These seasons of challenge and growth and constantly doing things I thought I never wanted to do rarely look how I expect. But they are always opportunities for me to ask for an enlarged imagination, for me to wait and see how God moves unexpectedly.
We had just moved to Florida when I met two women who were living in RVs while homeschooling their children and waiting for their homes to be built. My mind immediately went to my own five kids and how I could never do RV living. I instantly thought, “Thank goodness we don’t have to do that. These women must be saints on caffeine. None of us in this family would survive the first three days of living in such tight quarters.”
Four months later, our home was destroyed by a category five hurricane, and I was in Tennessee with the kids, talking on the phone with my husband (who was looking out at a completely decimated base) as we discussed purchasing an RV for our family so that we could be together while they rebuilt the entire community from the ground up.
We lived in that RV for a year and a half.
The truth is, though, this wasn’t the first Soft Never in my life: I was never going to marry military. I was going to wait a few years before we started having kids. I was going to have a career, not be a stay-at-home mom. I was going to get my master’s. Homeschooling was not on my radar. I would never birth a kid without my husband present.
Time and time again, God took each of these Soft Nevers and flipped them on their heads … and showed me He was enough.
I was never going to marry military:
I married that military man — and found that not only was he a fantastic husband, but that God had uniquely gifted me to be a halfway decent military spouse, thanks to my background growing up overseas.
I was going to wait a few years before we started having kids:
I was surprised by a pregnancy with our first child four months after our wedding (he was born the week after our first anniversary) — and I didn’t realize how God was using pregnancy to realign my hormones and lift some of the weight of hormonal depression.
I was going to have a career, not be a stay-at-home mom:
I would not have that career I’d planned for (at least not yet) — and getting to stay at home with my kids would provide opportunities of different kinds that I couldn’t have anticipated.
I was going to get my master’s:
I wouldn’t get that master’s (again: at least not yet, though I would support my husband as the military made him get not one, but two) — and I would learn so much in other ways that would satisfy my need for intellectual growth.
Homeschooling was not on my radar:
I ended up homeschooling — and while there are days I want to rip my hair out, there are also those magical moments that affirm our choice as a family, time and time again. And it turns out that it has worked really well for our family (and for me) on multiple levels and allowed us to grow in ways I didn’t expect.
I would never birth a kid without my husband present:
Technically, I was right on this one. I didn’t birth a kid without my husband — I birthed three kids while my husband was deployed — and each time it was an incredible opportunity to see God’s provision in my life, the community that loved me and our family, and the strength that God had given us.

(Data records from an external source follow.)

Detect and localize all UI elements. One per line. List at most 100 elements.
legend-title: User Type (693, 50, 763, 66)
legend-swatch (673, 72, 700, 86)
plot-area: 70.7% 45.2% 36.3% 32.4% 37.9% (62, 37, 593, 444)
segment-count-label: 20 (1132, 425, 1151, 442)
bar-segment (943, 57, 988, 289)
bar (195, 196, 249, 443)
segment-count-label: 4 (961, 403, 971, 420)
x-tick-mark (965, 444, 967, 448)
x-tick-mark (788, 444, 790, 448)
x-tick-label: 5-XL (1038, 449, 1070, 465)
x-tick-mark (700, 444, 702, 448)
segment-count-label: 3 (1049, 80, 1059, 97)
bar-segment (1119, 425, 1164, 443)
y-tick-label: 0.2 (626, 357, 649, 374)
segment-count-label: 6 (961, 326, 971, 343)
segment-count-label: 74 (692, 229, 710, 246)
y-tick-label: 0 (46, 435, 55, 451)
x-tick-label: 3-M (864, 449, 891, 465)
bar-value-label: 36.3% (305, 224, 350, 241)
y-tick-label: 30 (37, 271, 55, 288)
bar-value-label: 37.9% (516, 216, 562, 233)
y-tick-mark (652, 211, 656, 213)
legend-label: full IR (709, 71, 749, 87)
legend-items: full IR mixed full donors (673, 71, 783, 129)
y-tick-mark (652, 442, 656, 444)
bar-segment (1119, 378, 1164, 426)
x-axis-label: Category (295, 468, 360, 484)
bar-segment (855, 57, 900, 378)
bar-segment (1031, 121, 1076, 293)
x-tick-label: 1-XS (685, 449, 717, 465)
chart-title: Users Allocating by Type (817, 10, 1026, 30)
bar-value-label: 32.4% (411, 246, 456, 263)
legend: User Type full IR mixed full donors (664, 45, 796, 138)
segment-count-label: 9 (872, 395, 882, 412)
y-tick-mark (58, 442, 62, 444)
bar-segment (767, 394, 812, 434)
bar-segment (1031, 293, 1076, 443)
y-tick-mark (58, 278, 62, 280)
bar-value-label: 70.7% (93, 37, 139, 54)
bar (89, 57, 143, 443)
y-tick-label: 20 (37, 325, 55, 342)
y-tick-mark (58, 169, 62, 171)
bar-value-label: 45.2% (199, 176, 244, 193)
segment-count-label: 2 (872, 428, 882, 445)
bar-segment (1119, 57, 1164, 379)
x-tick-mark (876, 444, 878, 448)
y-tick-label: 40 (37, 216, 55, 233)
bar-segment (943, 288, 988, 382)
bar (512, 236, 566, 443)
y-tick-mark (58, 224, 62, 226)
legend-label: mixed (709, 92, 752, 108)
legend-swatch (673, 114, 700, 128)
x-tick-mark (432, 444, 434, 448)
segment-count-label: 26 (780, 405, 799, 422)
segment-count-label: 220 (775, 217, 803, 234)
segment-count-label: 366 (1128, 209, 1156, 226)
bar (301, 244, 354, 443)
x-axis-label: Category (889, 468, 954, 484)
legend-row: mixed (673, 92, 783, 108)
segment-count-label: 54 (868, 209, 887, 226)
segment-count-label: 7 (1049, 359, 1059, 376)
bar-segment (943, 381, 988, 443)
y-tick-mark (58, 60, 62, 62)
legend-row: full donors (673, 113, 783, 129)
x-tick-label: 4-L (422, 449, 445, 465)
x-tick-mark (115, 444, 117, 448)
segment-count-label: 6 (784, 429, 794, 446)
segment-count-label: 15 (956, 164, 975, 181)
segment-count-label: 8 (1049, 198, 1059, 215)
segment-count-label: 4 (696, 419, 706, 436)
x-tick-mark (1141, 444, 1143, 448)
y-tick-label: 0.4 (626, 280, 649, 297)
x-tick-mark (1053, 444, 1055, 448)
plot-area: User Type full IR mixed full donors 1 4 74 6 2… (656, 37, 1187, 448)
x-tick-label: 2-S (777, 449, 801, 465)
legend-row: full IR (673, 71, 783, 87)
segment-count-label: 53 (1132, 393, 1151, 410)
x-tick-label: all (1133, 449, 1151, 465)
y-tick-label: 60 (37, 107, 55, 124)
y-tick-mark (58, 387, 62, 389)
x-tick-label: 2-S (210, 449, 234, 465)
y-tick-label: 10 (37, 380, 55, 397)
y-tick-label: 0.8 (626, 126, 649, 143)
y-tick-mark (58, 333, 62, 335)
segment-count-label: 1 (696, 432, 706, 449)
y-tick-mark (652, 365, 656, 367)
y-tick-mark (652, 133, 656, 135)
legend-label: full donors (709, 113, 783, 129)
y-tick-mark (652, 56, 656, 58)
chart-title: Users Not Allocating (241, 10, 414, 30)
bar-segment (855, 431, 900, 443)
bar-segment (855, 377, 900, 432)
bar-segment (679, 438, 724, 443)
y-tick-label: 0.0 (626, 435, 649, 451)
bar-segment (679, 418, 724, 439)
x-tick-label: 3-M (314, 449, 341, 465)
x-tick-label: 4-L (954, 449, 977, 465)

But that RV I never saw coming…
I think some thought it would be the death of me, or at the very least, a time of dramatic suffering — but it wasn’t.
We were able to park the RV right by a bayou, so I teased my husband that he’d upgraded me to a water view. We had a little pallet vegetable garden and incredible neighbors who encouraged us and loved our kids. We were minutes from the beach (where we went whenever we needed a little space from each other). Best of all, we were minutes from my husband’s office, so when he did have a free moment, we could actually spend it together. And during that time, I grew: as a wife, as a mother, as a teacher, and most of all, as a writer, taking those early morning hours (when I didn’t want to accidentally wake up the five kids sleeping twenty feet away) to write my first full-length novel.
These seasons of challenge and growth and constantly doing things I thought I never wanted to do rarely look how I expect. But they are always opportunities for me to ask for an enlarged imagination, for me to wait and see how God moves unexpectedly, for me to be surprised by his provision and his big-picture perspective, if only I can have the faith to take that risky first step.
Sometimes, that risky first step looks like going RV shopping.